3.1 Ingewahrsamnahme von Menschen ohne deutschen Pass

  • Sag dem Ermittlungsausschuss (EA) welchen Aufenthaltsstatus du hast!
  • Wenn Du das möchtest, muss die Polizei das Konsulat deines Landes zwar informieren, dich aber nicht selbst mit dem Konsulat reden lassen.
  • Bei einigen Ländern wird das Konsulat (ggf. ohne deine Zustimmung) über Strafverfahren informiert.
  • Während des Gewahrsams hast du kein gesetzliches Recht auf Übersetzung (das kann dich natürlich auch als deutsche Person betreffen) – in einem Strafverfahren hingegen schon. Du kannst nicht unbedingt davon ausgehen, dass die Polizei (gut) Englisch oder sonstige Sprachen spricht. Versuche trotzdem eine Übersetzung durchzusetzen.
  • Du solltest in keinem Fall irgendein Schriftstück unterschreiben, das du nicht verstehst. Du bist nicht verpflichtet, irgendetwas zu unterschreiben! Das gilt für alle Leute, aber natürlich nochmals besonders, wenn du gar nicht verstehst, was du unterschreibst.
  • Je nach Herkunftsland können Angehörige möglicherweise bei dem Konsulat deines Landes Auskunft darüber bekommen, ob und wo du eingesperrt bist.

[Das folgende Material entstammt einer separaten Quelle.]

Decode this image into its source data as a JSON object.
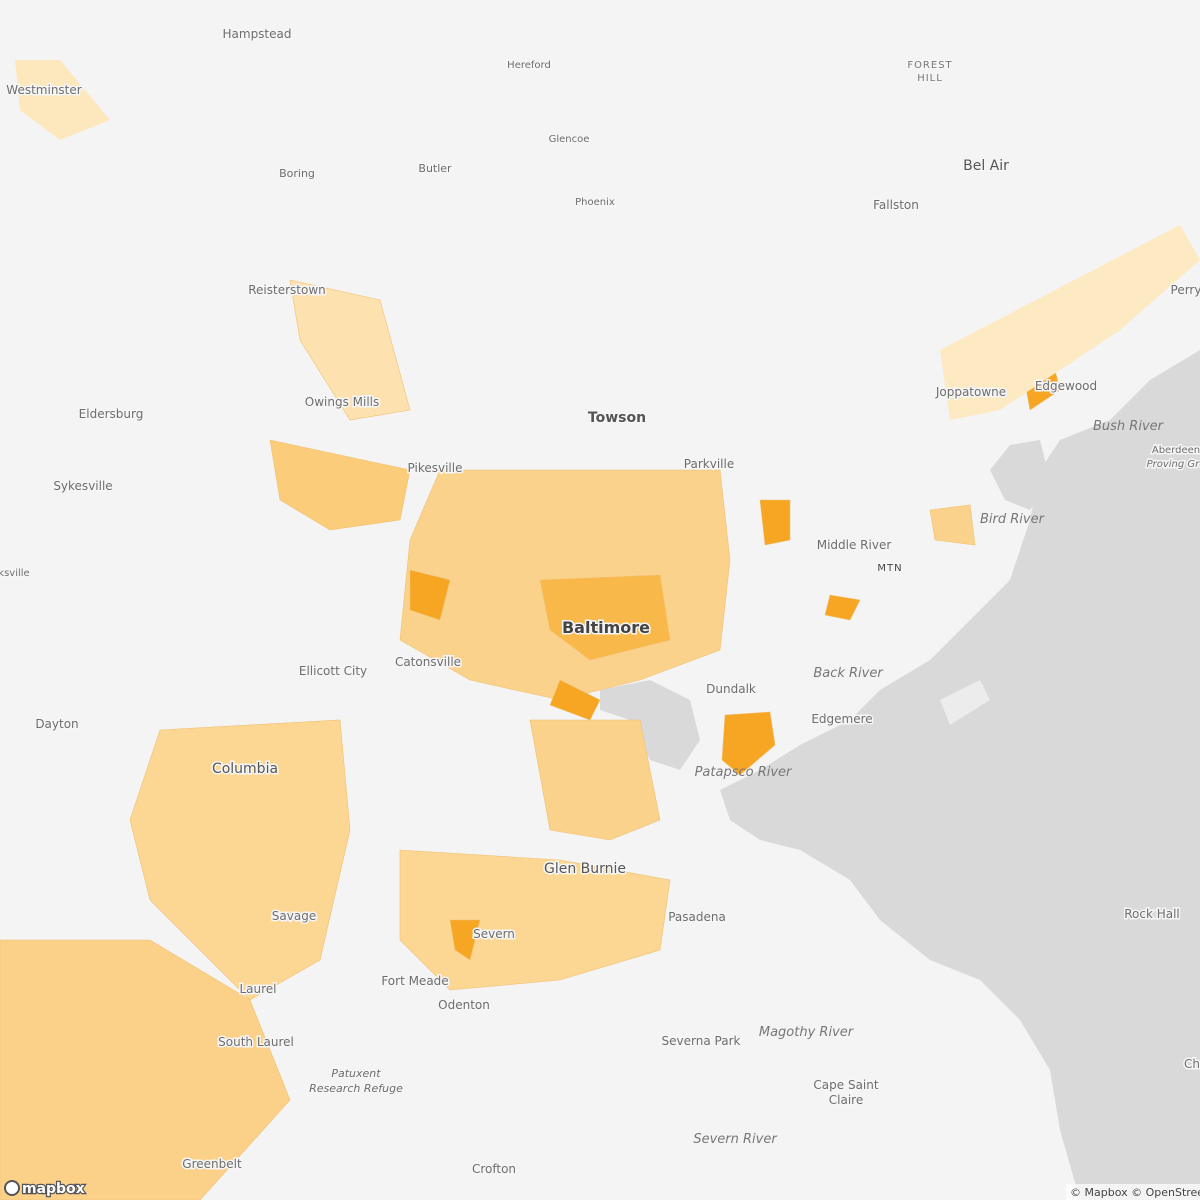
{
  "map": {
    "places": [
      "Hampstead",
      "Hereford",
      "FOREST",
      "HILL",
      "Westminster",
      "Glencoe",
      "Butler",
      "Boring",
      "Phoenix",
      "Bel Air",
      "Fallston",
      "Perry",
      "Reisterstown",
      "Joppatowne",
      "Edgewood",
      "Towson",
      "Owings Mills",
      "Eldersburg",
      "Pikesville",
      "Parkville",
      "Sykesville",
      "Middle River",
      "MTN",
      "ksville",
      "Baltimore",
      "Catonsville",
      "Ellicott City",
      "Dundalk",
      "Edgemere",
      "Dayton",
      "Columbia",
      "Glen Burnie",
      "Pasadena",
      "Savage",
      "Severn",
      "Fort Meade",
      "Odenton",
      "Laurel",
      "Rock Hall",
      "Severna Park",
      "South Laurel",
      "Patuxent",
      "Research Refuge",
      "Cape Saint",
      "Claire",
      "Greenbelt",
      "Crofton",
      "Aberdeen",
      "Proving Gro",
      "Ch"
    ],
    "water_labels": [
      "Bush River",
      "Bird River",
      "Back River",
      "Patapsco River",
      "Magothy River",
      "Severn River"
    ],
    "logo": "mapbox",
    "attribution": "© Mapbox © OpenStreetMap"
  }
}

3.2 Strafverfahren für Menschen ohne Wohnsitz in Deutschland

  • Es besteht eine erhöhte Gefahr, dass du ein beschleunigtes Strafverfahren bekommst. Das bedeutet, dass sie dich erstmal in Haft behalten und dir dann recht bald den Prozess machen, z.B. schon am nächsten Tag oder nach einigen Wochen.
  • Für dich gibt es eine erhöhte Wahrscheinlichkeit, dass du in Untersuchungshaft genommen wirst.

3.3 Unter 18-Jährige

  • Die Polizei kann „Minderjährige“ (d.h. Kinder (bis 13 Jahre) und Jugendliche (14 bis unter 18 Jahre) in Gewahrsam nehmen (–> 17 Abs. 2 BayPAG).
  • Als „minderjährige“ Person bist Du besonders „schutzbedürftig“ und ein Gewahrsam ist ein schwerer Eingriff in das Erziehungsrecht deiner Erziehungsberechtigten. Deshalb müsste die Polizei bei Kenntnis über dein Alter deine Erziehungsberechtigten oder das Jugendamt informieren und dich ihnen übergeben.
  • Unabhängig von all dem hast Du als „minderjährige“ Person das Recht darauf auf zwei erfolgreiche Anrufe. Ruf also als erstes den EA an!
  • Um es als Minderjährige zu erleichtern freigelassen zu werden, ist es präventiv möglich eine Vollmacht der Erziehungsberechtigten mitzubringen, in der sie einer anderen (volljährigen) Person erlauben, dich im Aktionszeitraum nach einer Fest- oder Ingewahrsamnahme in Empfang zu nehmen und zu betreuen. Mehr Informationen hierzu bei Ende Gelände.